Item 3. Source and Amount of Funds or other Consideration
Item 3 is hereby amended and supplemented by adding the following:
“In connection with the consummation of the A&R Contribution Agreement (as defined and described in Item 4 below) on August 1, 2021, Avalon Energy transferred and assigned 13,125,000 Common Units to Montare, as well as other assets held by Avalon Energy or its affiliates, in exchange for, among other things, (i) a limited partnership interest in an affiliate of Montare, (ii) the assumption of certain liabilities of Avalon Energy and its affiliates, (iii) the discharge of the WaFed Loan pursuant to the Participation Agreement, as amended on July 30, 2021, and (iv) the discharge and payment in full of all outstanding debts and liabilities formerly owed by Avalon Energy to the Issuer pursuant to the Repayment Agreement, as assigned to Montare pursuant to the Assignment.”
Item 4. Purpose of Transaction
Item 4 is hereby amended and supplemented by adding the following:
“On July 30, 2021, the Contribution and Support Agreement was amended and restated (as amended, the “A&R Contribution Agreement”) to reflect, among other things, the Participation Agreement, as amended on July 30, 2021, and the Assignment. On August 1, 2021, the Contribution Transaction was consummated pursuant to the terms of the A&R Contribution Agreement, whereby Avalon Energy transferred all of its Common Units to Montare, as well as other assets held by Avalon Energy or its affiliates, in exchange for, among other things, (i) a limited partnership interest in an affiliate of Montare, (ii) the assumption of certain liabilities of Avalon Energy and its affiliates, (iii) the discharge of the WaFed Loan pursuant to the Participation Agreement, as amended on July 30, 2021, and (iv) the discharge and payment in full of all outstanding debts and liabilities formerly owed by Avalon Energy to the Issuer pursuant to the Repayment Agreement, as assigned to Montare pursuant to the Assignment. As a result of the Contribution Transaction, Avalon Energy ceased to beneficially own any Common Units. Montare acquired the Common Units from Avalon in contemplation of the completion of the Issuer’s winding-up process.”

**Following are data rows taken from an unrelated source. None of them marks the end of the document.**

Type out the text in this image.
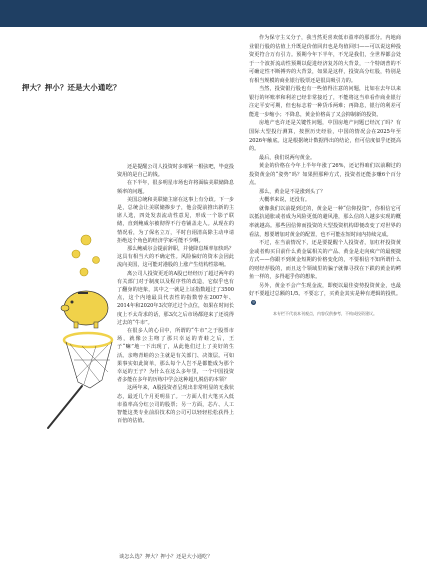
押大？押小？还是大小通吃？

还是提醒公司人投资时多璀紧一根弦吧，毕竟投资用的是自己的钱。

在下半年，很多明星市场也许将面临美联储降息频率的问题。

美国总统和美联储主席在这事上有分歧。下一步是，总统会让美联储掺步子，他会提前推出新的主席人选，四处发表流动性意见，形成一个影子联储，直到鲍威尔被彻得不行卷铺盖走人。从现在的情况看，为了保名立万，平时自诩清高除主动申请拒绝这个角色的经济学家可能不少啊。

那么鲍威尔会提前辞职，并使降息频率加快吗？这具有相当大的不确定性。风险偏好的资本会因此流向美国，这可能对港股的上涨产生结构性影响。

离公司人投资更近的A股已经经历了超过两年的有关部门对于制度以及程序性的改造，它似乎也有了翻身的迹象，其中之一就是上证指数超过了3500点，这个内地最具代表性的指数曾在2007年、2014年和2020年3次穿过过个点位，如果在时间长度上不太苛求的话，那3次之后市场都迎来了还说得过去的“牛市”。

在很多人的心目中，所谓的“牛市”之于股票市场，就像公主吻了那只幸运的青蛙之后，王子“嘛”地一下出现了，从此他们过上了美好的生活。亲吻青蛙的公主就是有关部门、决策层。可如果事实如此简单，那么每个人岂不是都能成为那个幸运的王子？为什么在这么多年里，一个中国投资者多能在多年的历练中学会这种超凡脱俗的本领？

这两年来，A股投资者呈现出非常明显的无我状态，最近几个月更明显了。一方面人们大笔买入低市盈率高分红公司的股票；另一方面，芯片、人工智能这类专业前沿技术的公司可以轻轻松松获得上百倍的估值。

作为保守主义分子，我当然更喜欢低市盈率的那部分。内地商业银行股的估值上升既是价值回归也是均值回归——可以说这种投资更符合万有引力。预期今年下半年，不光是我们，全世界都会处于一个波折流动性预期以促进经济复苏的大背景，一个特朗普的不可确定性不断搏弈的大背景，如果是这样，投资高分红股，特别是有相当规模的商业银行股票还是很具吸引力的。

当然，投资银行股也有一些值得注意的问题，比如在去年以来银行的坏账率和利差已经非常接近了，不能将这当单看作商业银行注定平安可期，但也标志着一种货币两难；再降息，银行的利差可能进一步缩小；不降息，黄金价格高了又会抑制新的投资。

房地产也许还是关键性问题，中国房地产问题已经沉了吗？有国际大型投行测算，按照历史经验，中国的情况会在2025年至2026年触底。这是根据统计数据得出的结论，但可信度似乎还挺高的。

最后，我们说两句黄金。

黄金的价格在今年上半年年涨了26%，还记得咱们以前聊过的投资黄金的“姿势”吗？如果照那种方式，投资者还能多赚6个百分点。

那么，黄金是不是涨到头了？

大概率来说，还没有。

就像我们以前提到过的，黄金是一种“信仰投资”，你相信它可以抵抗通胀或者成为风险更低的避风港，那么信的人越多实现的概率就越高。那些因信仰而投资的大型投资机构即便改变了对世界的看法，想要增加对黄金的配置，也不可能在短时间内持续完成。

不过，在当前情况下，还是要提醒个人投资者，加杠杆投资黄金或者购买目前什么黄金属相关的产品、黄金是走向疯产的最便捷方式——你跟不到黄金短期的价格变化的，不要相信不知所谓什么的财经荐股的，而且这个领域里的骗子就像寻找在下跌的黄金的鳄鱼一样的，多得超乎你的想象。

另外，黄金不会产生现金流，即便以最佳姿势投资黄金，也最好不要超过总额的1/5。不要忘了，买黄金其实是种有逻辑的投机。◎

本专栏不代表本刊观点，内容仅供参考，不构成投资建议。

谈怎么选？押大？押小？还是大小通吃？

Item 5. Interest in Securities of the Issuer
Item 5(c) is hereby amended and supplemented as follows:
“At the time of filing, other than as set forth in Annex A hereto, there have been no transactions in the class of reported securities that were effected by Montare during the past sixty (60) days or since the most recent filing of Schedule 13D, whichever is less.